In the context of the digital transformation of education and the rapid growth of educational data volumes (academic performance results, digital activity, attendance, interactions in virtual learning environments, etc.), the application of intelligent information technologies becomes critically important for improving the effectiveness of educational process management. Educational analytics today acts as a powerful data-driven decision-making tool.
There is an urgent need for an information technology that integrates machine learning methods, predictive modeling, model interpretability, and data visualization to effectively identify risks of academic failure, support personalized learning trajectories, and generate visual analytical reports for various stakeholders.
The aim of the dissertation research is to develop and substantiate an educational analytics information technology that ensures effective identification of patterns in educational process data based on data mining methods, with the purpose of improving the quality of managerial decisions and forecasting learning outcomes of students.

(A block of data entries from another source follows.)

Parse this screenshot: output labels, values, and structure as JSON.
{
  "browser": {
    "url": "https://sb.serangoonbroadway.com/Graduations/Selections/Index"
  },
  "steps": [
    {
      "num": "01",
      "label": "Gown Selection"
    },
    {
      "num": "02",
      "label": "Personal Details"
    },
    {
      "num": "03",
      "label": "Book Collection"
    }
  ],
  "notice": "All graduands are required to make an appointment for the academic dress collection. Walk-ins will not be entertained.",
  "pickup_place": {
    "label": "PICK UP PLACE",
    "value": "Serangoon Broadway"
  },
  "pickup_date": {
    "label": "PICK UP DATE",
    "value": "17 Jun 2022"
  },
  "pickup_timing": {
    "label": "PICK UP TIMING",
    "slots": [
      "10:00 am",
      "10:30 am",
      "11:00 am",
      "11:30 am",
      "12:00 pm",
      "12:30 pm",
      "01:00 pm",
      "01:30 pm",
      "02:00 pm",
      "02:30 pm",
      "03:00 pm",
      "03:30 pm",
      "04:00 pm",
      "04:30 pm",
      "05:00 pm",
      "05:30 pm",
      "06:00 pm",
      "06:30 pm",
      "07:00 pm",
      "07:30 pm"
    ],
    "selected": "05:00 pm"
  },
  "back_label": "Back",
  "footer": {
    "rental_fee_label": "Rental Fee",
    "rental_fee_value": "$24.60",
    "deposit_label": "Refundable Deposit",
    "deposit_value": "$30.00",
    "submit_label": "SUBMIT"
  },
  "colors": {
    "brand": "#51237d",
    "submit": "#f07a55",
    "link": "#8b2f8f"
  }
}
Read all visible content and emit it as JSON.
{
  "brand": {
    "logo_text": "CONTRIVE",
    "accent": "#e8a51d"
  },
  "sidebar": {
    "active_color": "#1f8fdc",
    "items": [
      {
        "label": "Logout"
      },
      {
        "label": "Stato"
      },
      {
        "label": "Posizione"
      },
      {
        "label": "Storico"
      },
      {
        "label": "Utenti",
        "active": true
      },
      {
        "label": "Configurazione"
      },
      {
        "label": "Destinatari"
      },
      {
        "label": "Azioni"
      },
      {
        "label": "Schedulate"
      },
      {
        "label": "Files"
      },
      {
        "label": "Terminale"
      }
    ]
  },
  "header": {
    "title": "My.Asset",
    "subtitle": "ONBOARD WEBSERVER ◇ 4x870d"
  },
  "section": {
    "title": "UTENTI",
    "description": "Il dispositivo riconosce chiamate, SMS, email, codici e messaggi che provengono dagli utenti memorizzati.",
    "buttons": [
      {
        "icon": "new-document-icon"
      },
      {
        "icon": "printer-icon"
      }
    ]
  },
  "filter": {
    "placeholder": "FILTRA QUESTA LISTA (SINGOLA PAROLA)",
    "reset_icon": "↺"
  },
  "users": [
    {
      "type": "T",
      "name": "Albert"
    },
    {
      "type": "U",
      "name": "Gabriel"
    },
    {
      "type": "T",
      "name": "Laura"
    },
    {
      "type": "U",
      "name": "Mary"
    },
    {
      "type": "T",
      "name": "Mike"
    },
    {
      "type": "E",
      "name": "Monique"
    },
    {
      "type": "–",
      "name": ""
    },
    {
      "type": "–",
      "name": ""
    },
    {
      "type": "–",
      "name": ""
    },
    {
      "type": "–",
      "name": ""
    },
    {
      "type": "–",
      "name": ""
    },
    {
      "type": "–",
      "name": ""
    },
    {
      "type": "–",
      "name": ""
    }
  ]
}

The current state of development of Learning Analytics and Educational Data Mining in Ukraine and internationally is analyzed, their conceptual and terminological frameworks are refined, and the conceptual differences between these domains are identified. Modern tasks and methods of educational analytics are summarized, including classification, clustering, regression-based prediction, analysis of behavioral patterns, and social interaction analysis. A scientific landscape analysis based on publications indexed in the Scopus and Dimensions databases is performed using the VOSviewer platform, which enables the identification of key research clusters and development trends. The necessity of applying data mining methods in education is substantiated, and principles and functional requirements for analytical systems in higher education institutions are formulated.

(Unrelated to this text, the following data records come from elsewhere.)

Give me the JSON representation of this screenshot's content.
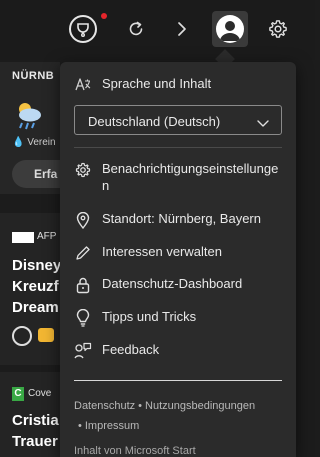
{
  "toolbar": {
    "rewards_icon": "rewards-trophy-icon",
    "refresh_icon": "refresh-icon",
    "chevron_icon": "chevron-right-icon",
    "profile_icon": "profile-avatar-icon",
    "settings_icon": "gear-icon",
    "notification_color": "#e5252b"
  },
  "background_feed": {
    "city": "NÜRNB",
    "weather_text": "Verein",
    "button_label": "Erfa",
    "card1": {
      "source": "AFP",
      "headline_lines": [
        "Disney",
        "Kreuzf",
        "Dream"
      ]
    },
    "card2": {
      "source_logo": "C",
      "source": "Cove",
      "headline_lines": [
        "Cristia",
        "Trauer"
      ]
    }
  },
  "menu": {
    "language_section_label": "Sprache und Inhalt",
    "language_select_value": "Deutschland (Deutsch)",
    "items": [
      {
        "label": "Benachrichtigungseinstellungen",
        "icon": "gear-icon"
      },
      {
        "label": "Standort: Nürnberg, Bayern",
        "icon": "location-pin-icon"
      },
      {
        "label": "Interessen verwalten",
        "icon": "pencil-icon"
      },
      {
        "label": "Datenschutz-Dashboard",
        "icon": "lock-icon"
      },
      {
        "label": "Tipps und Tricks",
        "icon": "lightbulb-icon"
      },
      {
        "label": "Feedback",
        "icon": "feedback-icon"
      }
    ],
    "footer": {
      "privacy": "Datenschutz",
      "terms": "Nutzungsbedingungen",
      "imprint": "Impressum",
      "separator": "•",
      "note": "Inhalt von Microsoft Start"
    }
  }
}
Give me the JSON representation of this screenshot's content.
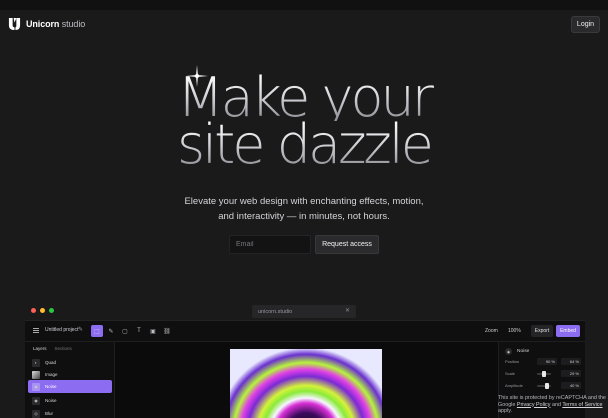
{
  "nav": {
    "brand_bold": "Unicorn",
    "brand_light": "studio",
    "login_label": "Login"
  },
  "hero": {
    "line1": "Make your",
    "line2": "site dazzle",
    "subtitle_line1": "Elevate your web design with enchanting effects, motion,",
    "subtitle_line2": "and interactivity — in minutes, not hours."
  },
  "signup": {
    "email_placeholder": "Email",
    "request_label": "Request access"
  },
  "app": {
    "url": "unicorn.studio",
    "url_close": "✕",
    "window_dots": [
      "#ff5f57",
      "#febc2e",
      "#28c840"
    ],
    "accent": "#8c6cf0",
    "project_name": "Untitled project",
    "zoom_label": "Zoom",
    "zoom_value": "100%",
    "export_label": "Export",
    "embed_label": "Embed",
    "tabs": {
      "layers": "Layers",
      "sections": "Sections"
    },
    "layers": [
      {
        "icon": "gradient-icon",
        "label": "Quad"
      },
      {
        "icon": "image-icon",
        "label": "Image"
      },
      {
        "icon": "noise-icon",
        "label": "Noise",
        "selected": true
      },
      {
        "icon": "noise-icon",
        "label": "Noise"
      },
      {
        "icon": "blur-icon",
        "label": "Blur"
      }
    ],
    "effect": {
      "title": "Noise",
      "props": [
        {
          "label": "Position",
          "v1": "90 %",
          "v2": "64 %"
        },
        {
          "label": "Scale",
          "v1": "29 %"
        },
        {
          "label": "Amplitude",
          "v1": "40 %"
        }
      ]
    }
  },
  "recaptcha": {
    "text1": "This site is protected by reCAPTCHA and the Google",
    "privacy": "Privacy Policy",
    "and": "and",
    "terms": "Terms of Service",
    "apply": "apply."
  }
}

Educational data sources are systematized, and the structure of the information system is developed, covering subsystems for data collection, integration, processing, storage, and analysis. Methods for data integration and preprocessing from the Unified State Electronic Database on Education, the Moodle Learning Management System, and the «Dean’s Office» information system are proposed, enabling the formation of a multidimensional student profile. Algorithms for data cleaning, normalization, and analytical dataset formation are developed. Based on comparative analysis, the selection of data mining models (decision trees, Random Forest, LightGBM, logistic regression) for academic performance prediction tasks, as well as clustering and regression methods for analyzing educational processes, is justified.
The architecture of the educational analytics system is proposed, including modules for data collection, feature engineering, modeling, result evaluation, and visualization. Attributes characterizing students’ demographic, educational, and behavioral characteristics are formalized, along with algorithmic procedures for their transformation into a structured format suitable for intelligent analysis. Mathematical models for assessing and predicting students’ academic performance using interpretable machine learning models are implemented.
A scenario-based approach to academic performance prediction («Initial», «Intermediate», and «Final» scenarios) is implemented, allowing the evaluation of predictive effectiveness at different stages of the learning process. Experimental results confirm the high predictive capability of the developed models; in particular, for the final scenario, Accuracy values of up to 0.91 and Balanced Accuracy in the range of 0.77–0.82 are achieved, demonstrating the stability of the Random Forest and LightGBM models. The statistical reliability and validity of the obtained results are proven. The practical value of the technology for early identification of at-risk students, monitoring academic performance dynamics, and supporting managerial decision-making is demonstrated. Special attention is given to data visualization, which within the proposed technology serves as a key stage of the analytical process and is implemented using interactive Power BI dashboards.